Dr. Richardson has been a public servant for more than 25 years, holding numerous leadership positions within CDC. Prior to her current role, she served as director of CDC’s Division of Blood Disorders, where she led national efforts to prevent complications and improve the quality of life for people living with hereditary blood disorders such as hemophilia and sickle cell disease.
Dr. Richardson came to CDC in 1997 as the medical director for the National Breast and Cervical Cancer and Early Detection Program, the largest organized screening program for low-income uninsured women in the United States. After a stint at the University of Florida as an assistant professor, she returned to CDC in 2004 as a staff scientist in DCPC’s Epidemiology and Applied Research Branch, then served as team lead for the Scientific Support and Clinical Translation Team in DCPC’s Comprehensive Cancer Control Branch. In 2010, she was named DCPC’s Associate Director for Science, where she reviewed all scientific content produced by DCPC and advised the director in setting scientific priorities. She worked closely with division staff to maintain scientific integrity in division activities.
Dr. Richardson earned her Bachelor of Science and Doctor of Medicine degrees from the University of North Carolina at Chapel Hill.

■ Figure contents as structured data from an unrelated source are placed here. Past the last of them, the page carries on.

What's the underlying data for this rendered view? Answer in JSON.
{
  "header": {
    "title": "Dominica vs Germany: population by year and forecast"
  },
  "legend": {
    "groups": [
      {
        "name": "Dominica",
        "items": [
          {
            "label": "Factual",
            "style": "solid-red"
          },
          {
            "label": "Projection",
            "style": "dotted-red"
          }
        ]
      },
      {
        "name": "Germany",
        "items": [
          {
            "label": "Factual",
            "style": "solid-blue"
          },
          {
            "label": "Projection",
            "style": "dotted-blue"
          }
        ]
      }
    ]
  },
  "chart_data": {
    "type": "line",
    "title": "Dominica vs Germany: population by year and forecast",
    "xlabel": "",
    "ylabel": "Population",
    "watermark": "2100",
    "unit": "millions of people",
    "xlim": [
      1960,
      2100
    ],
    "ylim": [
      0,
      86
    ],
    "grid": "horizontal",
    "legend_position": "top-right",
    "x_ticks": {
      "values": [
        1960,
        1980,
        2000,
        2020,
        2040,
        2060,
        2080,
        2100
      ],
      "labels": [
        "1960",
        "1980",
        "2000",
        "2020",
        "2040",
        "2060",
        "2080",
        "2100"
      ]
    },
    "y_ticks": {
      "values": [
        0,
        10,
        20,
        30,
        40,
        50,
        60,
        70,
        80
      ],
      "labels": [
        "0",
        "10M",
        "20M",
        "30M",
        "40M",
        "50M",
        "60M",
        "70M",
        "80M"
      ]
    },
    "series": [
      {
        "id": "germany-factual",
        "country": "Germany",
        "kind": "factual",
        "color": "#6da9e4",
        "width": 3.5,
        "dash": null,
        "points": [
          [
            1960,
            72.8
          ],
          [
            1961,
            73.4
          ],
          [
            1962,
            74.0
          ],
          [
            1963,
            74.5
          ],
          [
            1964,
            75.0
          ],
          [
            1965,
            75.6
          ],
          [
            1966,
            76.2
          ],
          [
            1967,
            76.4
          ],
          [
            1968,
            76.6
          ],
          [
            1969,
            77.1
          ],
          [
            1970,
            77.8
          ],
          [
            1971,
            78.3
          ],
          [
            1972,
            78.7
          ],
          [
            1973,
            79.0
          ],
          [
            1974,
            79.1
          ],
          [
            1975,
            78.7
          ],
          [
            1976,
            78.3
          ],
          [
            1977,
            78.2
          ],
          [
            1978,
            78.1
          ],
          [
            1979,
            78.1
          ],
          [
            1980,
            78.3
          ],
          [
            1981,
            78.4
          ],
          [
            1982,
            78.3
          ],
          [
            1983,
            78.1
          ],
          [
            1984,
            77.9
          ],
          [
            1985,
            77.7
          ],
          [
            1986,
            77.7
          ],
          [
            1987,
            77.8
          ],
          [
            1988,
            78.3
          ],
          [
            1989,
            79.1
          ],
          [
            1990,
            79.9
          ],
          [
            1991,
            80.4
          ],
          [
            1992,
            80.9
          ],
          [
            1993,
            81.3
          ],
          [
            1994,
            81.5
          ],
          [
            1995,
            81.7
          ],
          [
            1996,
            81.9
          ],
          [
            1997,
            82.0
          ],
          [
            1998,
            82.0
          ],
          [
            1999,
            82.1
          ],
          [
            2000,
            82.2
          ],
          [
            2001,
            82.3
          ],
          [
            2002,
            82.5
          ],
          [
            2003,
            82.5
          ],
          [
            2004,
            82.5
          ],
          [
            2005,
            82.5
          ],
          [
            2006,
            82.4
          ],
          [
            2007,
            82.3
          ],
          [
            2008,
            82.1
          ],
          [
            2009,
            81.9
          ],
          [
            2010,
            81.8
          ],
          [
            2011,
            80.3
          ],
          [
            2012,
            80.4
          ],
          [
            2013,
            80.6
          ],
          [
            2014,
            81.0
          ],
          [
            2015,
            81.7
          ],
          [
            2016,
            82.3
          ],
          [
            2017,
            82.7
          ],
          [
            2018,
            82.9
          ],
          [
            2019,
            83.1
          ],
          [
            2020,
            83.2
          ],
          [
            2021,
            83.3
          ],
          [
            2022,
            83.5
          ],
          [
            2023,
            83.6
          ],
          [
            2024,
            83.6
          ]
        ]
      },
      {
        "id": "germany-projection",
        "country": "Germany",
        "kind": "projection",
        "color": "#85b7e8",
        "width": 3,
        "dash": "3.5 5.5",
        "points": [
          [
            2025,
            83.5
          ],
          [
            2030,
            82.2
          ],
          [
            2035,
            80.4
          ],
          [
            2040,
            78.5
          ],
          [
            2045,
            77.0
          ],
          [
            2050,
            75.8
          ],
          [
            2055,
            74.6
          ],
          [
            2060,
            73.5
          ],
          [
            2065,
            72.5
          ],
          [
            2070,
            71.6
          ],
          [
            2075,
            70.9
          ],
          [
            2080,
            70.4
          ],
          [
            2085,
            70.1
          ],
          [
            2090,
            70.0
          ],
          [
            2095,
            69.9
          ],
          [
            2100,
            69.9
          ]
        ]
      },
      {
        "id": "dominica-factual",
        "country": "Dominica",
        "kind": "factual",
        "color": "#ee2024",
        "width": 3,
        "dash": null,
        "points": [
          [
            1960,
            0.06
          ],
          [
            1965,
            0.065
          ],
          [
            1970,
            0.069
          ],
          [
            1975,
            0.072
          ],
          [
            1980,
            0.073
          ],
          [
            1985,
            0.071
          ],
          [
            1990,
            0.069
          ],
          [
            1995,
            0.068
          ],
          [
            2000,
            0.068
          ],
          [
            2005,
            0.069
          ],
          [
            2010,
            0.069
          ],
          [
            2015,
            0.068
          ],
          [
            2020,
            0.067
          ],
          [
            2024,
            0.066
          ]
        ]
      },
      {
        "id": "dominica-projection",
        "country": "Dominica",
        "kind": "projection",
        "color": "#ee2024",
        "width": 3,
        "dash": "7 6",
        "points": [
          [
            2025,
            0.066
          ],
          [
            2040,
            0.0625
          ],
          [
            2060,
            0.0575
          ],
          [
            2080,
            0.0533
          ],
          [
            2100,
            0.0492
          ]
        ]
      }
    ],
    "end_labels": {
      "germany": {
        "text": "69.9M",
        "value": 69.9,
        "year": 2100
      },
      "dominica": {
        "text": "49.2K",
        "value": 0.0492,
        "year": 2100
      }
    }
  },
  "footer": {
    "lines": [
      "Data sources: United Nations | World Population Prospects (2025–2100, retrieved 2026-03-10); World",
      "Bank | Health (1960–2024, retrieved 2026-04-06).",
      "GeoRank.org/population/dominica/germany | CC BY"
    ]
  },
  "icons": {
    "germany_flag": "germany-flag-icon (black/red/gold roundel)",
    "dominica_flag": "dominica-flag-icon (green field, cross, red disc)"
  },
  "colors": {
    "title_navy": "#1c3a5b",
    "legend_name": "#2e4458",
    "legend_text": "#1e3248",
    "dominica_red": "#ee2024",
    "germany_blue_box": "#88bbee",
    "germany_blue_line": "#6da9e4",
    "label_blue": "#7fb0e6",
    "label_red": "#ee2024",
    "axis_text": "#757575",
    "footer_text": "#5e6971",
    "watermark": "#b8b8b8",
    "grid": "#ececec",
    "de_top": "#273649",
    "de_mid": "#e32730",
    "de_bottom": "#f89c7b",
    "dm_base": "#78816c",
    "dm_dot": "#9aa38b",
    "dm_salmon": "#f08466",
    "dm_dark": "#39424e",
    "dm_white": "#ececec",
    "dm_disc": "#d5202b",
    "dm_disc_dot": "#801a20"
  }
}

She was inducted into the Alpha Omega Alpha Medical Honor Society as a junior while at the University of North Carolina. She completed the Robert Wood Johnson Clinical Scholar’s Program at the University of Michigan, where she earned her Master of Public Health degree in epidemiology. She completed her internal medicine residency and hematology/medical oncology fellowship at the University of Florida School of Medicine. She served as faculty of the University of Florida’s Department of Medical Oncology from 2000 to 2004, and collaborated extensively with the Florida Cancer Data System, one of the 50 central cancer registries funded by CDC’s National Program of Cancer Registries.